Przejdź do głównych treściPrzejdź do wyszukiwarkiPrzejdź do głównego menu
To trzeba wiedzieć:
Reklama

Jak tablice rejestracyjne są zabezpieczane przed fałszerstwem?

Na pierwszy rzut oka każda rejestracja wygląda na oryginalną – również ta, która jest zwykłą „wyklejanką”. Przygotowanie prostej fałszywki nie stanowi dużego problemu dla handlarza szukającego oszczędności. Nieuczciwi sprzedawcy drukują rejestracje na kawałkach plastiku, aby uniknąć zakupu tablic wyjazdowych lub pakowania aut na lawetę – obie opcje są znacznie droższe niż przygotowanie fałszywej tablicy.
  • 04.10.2019 13:00
  • Autor: Grupa Tipmedia
Jak tablice rejestracyjne są zabezpieczane przed fałszerstwem?

Na szczęście wykrycie podróbki nie jest trudne. Umożliwiają to zabezpieczenia implementowane na tablicach wytwarzanych przez renomowanych producentów. Jakie elementy rejestracji samochodowej gwarantują, że nie została ona sfałszowana?

Tablice rejestracyjne jak banknoty

Zabezpieczenia stosowane podczas wytwarzania tablic rejestracyjnych przypominają metody wykorzystywane w produkcji banknotów. Za przykład mogą posłużyć technologie stosowane przez Utal – polskiego potentata rynku tablic rejestracyjnych. Utal działa już ponad ćwierć wieku i stale aktualizuje metody zabezpieczeń, aby dostosować je do zmieniających się realiów technologicznych. Jakie formy ochrony przed fałszerstwem można znaleźć na wyrobach tego producenta?

Jedną z podstawowych metod zabezpieczeń są hologramy zewnętrzne z trójstopniowym systemem zabezpieczeń. Stosuje się je zarówno do legalizacji gotowych rejestracji, jak i w procesie produkcji surowych tablic. W tym ostatnim przypadku hologram nanoszony jest metodą hot stampingu. Podobną formą ochrony jest folia HP. Termotransferowe folie mogą zawierać też odpowiednie inskrypcje tworzone indywidualnie dla odbiorcy. Na tablicach produkowanych przez Utal zazwyczaj znajduje się też kolorowa grafika naniesiona na folię odblaskową w technologii UV Full Color.

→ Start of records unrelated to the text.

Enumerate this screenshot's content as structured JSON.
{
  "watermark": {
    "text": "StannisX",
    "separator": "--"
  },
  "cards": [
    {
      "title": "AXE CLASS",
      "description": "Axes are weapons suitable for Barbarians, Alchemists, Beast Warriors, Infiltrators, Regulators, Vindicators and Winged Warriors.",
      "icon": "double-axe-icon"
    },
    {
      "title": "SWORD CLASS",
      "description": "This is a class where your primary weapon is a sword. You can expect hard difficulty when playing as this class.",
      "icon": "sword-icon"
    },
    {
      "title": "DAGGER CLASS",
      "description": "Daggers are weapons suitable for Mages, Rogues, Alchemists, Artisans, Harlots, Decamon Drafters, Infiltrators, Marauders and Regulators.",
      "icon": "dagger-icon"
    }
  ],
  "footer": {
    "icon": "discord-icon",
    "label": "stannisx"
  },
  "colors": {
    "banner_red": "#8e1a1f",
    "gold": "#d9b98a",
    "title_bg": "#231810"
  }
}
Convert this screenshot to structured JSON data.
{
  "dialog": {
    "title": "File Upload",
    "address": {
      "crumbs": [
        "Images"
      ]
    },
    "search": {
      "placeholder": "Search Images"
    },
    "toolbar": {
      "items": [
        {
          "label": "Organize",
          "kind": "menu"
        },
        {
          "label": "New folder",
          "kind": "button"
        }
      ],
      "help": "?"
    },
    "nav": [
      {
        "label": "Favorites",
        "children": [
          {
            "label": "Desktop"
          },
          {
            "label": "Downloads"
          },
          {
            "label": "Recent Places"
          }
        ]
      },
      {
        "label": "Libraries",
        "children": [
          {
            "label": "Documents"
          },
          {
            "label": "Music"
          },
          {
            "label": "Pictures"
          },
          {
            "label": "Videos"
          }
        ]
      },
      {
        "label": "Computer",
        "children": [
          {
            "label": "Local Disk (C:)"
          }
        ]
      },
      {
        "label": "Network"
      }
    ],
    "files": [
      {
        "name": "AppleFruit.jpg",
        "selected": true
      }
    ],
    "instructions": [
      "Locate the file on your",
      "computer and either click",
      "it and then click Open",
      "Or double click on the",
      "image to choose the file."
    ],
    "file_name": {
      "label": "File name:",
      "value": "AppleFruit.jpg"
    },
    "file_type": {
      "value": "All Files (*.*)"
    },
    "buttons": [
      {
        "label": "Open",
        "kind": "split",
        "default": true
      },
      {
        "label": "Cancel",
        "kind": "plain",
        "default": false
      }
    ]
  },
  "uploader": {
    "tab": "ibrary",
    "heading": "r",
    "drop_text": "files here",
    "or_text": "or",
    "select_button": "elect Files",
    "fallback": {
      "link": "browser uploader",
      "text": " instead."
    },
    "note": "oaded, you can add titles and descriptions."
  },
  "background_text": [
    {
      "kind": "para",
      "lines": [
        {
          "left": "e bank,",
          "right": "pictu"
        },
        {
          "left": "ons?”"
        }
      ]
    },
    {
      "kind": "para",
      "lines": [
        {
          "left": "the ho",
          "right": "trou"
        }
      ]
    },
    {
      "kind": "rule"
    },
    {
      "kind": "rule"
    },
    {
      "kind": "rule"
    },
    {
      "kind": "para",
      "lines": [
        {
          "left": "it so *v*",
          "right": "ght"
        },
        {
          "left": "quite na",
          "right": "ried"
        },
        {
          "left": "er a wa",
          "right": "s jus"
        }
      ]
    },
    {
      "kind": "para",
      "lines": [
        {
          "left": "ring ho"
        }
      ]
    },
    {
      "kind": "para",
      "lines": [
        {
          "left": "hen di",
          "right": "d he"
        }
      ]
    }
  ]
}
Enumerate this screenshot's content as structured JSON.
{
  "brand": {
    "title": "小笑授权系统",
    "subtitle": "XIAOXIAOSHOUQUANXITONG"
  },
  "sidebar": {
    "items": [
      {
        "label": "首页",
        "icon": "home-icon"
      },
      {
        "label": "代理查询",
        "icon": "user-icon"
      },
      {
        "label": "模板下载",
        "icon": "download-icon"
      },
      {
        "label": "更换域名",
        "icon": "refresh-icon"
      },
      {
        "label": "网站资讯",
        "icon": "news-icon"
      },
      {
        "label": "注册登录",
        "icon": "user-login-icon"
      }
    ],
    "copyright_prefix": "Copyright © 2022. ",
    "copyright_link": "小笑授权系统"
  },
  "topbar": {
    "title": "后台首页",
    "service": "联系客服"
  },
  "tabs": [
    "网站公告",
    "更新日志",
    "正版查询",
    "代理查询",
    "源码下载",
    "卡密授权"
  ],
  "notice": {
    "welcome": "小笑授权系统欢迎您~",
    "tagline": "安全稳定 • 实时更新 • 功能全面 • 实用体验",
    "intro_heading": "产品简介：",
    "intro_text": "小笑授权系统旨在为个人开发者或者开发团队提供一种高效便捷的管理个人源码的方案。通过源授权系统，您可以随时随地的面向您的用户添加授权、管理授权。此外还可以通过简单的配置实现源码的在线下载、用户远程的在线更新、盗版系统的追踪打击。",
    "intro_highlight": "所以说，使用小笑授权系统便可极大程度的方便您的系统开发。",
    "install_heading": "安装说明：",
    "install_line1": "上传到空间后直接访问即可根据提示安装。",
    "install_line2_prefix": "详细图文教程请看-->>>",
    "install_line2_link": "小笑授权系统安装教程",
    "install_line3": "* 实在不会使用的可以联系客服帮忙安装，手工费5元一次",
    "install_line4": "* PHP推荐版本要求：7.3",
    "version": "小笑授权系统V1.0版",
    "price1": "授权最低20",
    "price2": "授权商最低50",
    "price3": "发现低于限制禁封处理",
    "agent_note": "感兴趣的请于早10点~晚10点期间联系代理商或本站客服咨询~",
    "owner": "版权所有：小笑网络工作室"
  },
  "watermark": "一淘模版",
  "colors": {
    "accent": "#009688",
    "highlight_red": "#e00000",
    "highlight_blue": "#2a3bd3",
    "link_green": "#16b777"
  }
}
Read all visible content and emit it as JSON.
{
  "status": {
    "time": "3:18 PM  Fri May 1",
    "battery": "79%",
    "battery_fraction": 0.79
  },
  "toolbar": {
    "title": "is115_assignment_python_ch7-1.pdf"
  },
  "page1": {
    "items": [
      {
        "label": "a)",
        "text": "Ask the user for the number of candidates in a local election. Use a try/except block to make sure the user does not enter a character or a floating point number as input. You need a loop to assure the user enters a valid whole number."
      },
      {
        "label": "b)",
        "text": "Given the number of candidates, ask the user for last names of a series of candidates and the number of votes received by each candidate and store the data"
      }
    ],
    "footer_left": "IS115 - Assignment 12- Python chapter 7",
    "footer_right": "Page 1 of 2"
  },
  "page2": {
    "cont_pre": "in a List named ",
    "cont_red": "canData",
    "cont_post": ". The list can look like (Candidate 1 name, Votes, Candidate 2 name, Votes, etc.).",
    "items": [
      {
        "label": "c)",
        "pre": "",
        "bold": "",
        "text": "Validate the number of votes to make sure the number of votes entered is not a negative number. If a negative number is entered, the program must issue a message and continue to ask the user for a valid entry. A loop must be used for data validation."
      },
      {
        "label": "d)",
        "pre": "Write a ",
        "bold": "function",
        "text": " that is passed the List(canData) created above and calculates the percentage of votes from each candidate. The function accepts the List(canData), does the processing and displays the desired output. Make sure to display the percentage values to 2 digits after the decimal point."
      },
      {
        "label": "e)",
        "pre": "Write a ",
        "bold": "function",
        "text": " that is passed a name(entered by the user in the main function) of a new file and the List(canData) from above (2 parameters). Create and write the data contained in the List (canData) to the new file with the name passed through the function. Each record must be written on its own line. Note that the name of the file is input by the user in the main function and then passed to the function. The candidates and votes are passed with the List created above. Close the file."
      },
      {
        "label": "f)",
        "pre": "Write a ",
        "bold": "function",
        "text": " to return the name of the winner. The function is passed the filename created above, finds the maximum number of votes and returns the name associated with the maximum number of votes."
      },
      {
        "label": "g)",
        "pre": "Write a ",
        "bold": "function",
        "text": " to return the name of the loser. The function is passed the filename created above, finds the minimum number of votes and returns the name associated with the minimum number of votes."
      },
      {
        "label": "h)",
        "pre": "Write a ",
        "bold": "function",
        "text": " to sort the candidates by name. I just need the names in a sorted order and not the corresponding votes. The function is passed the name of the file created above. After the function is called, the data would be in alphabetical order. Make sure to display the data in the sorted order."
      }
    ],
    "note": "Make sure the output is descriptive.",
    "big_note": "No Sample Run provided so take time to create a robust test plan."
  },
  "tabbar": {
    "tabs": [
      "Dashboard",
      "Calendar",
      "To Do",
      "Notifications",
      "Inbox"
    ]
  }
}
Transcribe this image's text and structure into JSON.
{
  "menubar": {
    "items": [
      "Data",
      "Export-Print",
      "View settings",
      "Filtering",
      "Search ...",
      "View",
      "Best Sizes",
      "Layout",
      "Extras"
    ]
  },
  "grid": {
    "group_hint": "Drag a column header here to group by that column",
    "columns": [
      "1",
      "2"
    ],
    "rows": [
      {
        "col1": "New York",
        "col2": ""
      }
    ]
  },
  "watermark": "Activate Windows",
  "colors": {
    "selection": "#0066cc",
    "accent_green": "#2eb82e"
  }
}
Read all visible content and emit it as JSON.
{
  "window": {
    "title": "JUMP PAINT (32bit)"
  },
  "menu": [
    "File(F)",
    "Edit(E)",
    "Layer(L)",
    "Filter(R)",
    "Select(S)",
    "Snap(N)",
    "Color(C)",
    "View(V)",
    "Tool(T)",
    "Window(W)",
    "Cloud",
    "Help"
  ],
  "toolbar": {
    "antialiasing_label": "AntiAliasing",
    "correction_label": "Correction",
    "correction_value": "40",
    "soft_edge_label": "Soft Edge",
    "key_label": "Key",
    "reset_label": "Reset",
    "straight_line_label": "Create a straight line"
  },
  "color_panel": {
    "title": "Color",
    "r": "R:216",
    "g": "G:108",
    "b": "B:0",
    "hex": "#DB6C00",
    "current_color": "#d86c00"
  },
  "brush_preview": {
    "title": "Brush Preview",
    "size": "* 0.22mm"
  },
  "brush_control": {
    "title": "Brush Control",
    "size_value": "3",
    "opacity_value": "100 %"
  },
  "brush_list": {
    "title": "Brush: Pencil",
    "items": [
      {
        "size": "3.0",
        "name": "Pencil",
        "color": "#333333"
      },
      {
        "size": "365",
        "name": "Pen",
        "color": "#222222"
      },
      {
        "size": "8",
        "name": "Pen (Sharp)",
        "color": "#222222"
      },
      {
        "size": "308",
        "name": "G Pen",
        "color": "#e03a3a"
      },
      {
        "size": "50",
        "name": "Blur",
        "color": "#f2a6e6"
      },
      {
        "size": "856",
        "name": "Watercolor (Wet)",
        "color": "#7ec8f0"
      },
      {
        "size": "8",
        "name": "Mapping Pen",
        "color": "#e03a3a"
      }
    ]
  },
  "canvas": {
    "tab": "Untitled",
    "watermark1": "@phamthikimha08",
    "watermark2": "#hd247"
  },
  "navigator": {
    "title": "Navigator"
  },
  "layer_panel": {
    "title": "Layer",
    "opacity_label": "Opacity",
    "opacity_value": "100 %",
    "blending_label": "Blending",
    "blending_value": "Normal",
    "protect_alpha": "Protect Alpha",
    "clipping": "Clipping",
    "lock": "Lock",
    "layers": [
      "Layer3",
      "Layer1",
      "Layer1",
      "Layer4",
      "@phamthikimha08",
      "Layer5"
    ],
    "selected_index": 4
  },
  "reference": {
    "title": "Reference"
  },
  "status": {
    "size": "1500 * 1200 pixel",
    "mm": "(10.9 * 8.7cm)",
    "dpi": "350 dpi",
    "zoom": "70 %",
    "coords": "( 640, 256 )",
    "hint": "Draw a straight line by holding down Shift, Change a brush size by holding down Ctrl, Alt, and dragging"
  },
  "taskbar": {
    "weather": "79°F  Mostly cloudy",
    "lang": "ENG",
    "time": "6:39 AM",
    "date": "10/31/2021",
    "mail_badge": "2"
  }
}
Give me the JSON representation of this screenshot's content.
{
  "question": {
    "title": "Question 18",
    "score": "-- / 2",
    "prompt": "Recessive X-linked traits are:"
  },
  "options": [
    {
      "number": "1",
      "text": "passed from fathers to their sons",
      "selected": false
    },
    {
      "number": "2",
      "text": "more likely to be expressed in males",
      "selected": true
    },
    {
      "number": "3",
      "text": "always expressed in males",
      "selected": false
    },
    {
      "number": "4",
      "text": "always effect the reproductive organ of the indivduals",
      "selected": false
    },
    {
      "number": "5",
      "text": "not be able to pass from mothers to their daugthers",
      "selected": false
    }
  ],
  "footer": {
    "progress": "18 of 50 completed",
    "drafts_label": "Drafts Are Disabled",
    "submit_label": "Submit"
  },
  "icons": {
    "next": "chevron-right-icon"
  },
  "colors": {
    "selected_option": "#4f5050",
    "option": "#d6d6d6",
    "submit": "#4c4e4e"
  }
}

Niewielu kierowców wie, że tablice rejestracyjne są zabezpieczane także znakami wodnymi, które zawierają symbol kraju. Są one widoczne tylko pod pewnym kątem. Podobną funkcję pełni dwuznak (lub trójznak) laserowy, zmieniający postać zależnie od kąta patrzenia. Możliwe jest także zabezpieczenie tablicy nadrukiem UV – widocznym tylko w świetle ultrafioletowym.

Tablice wychodzące z linii produkcyjnej Utal mogą zawierać też numery seryjne, kody paskowe oraz tzw. suchy stempel, czyli wygrawerowany, indywidualny znak.

Trzecie tablice oraz znaczniki RFID

Zabezpieczenia tablic rejestracyjnych mogą wykraczać poza elementy montowane na samej rejestracji. Jednym ze sposobów na potwierdzenie, że tablica jest przypisana do konkretnego pojazdu jest zastosowanie tzw. trzeciej tablicy. Terminem tym określa się naklejkę holograficzną umieszczaną na przedniej szybie pojazdu od wewnętrznej strony. Na naklejce widoczny jest ten sam numer, co na tablicach rejestracyjnych. To rozwiązanie stanowi również pewne zabezpieczenie przed kradzieżą – naklejka zostaje uszkodzona przy próbie zdjęcia.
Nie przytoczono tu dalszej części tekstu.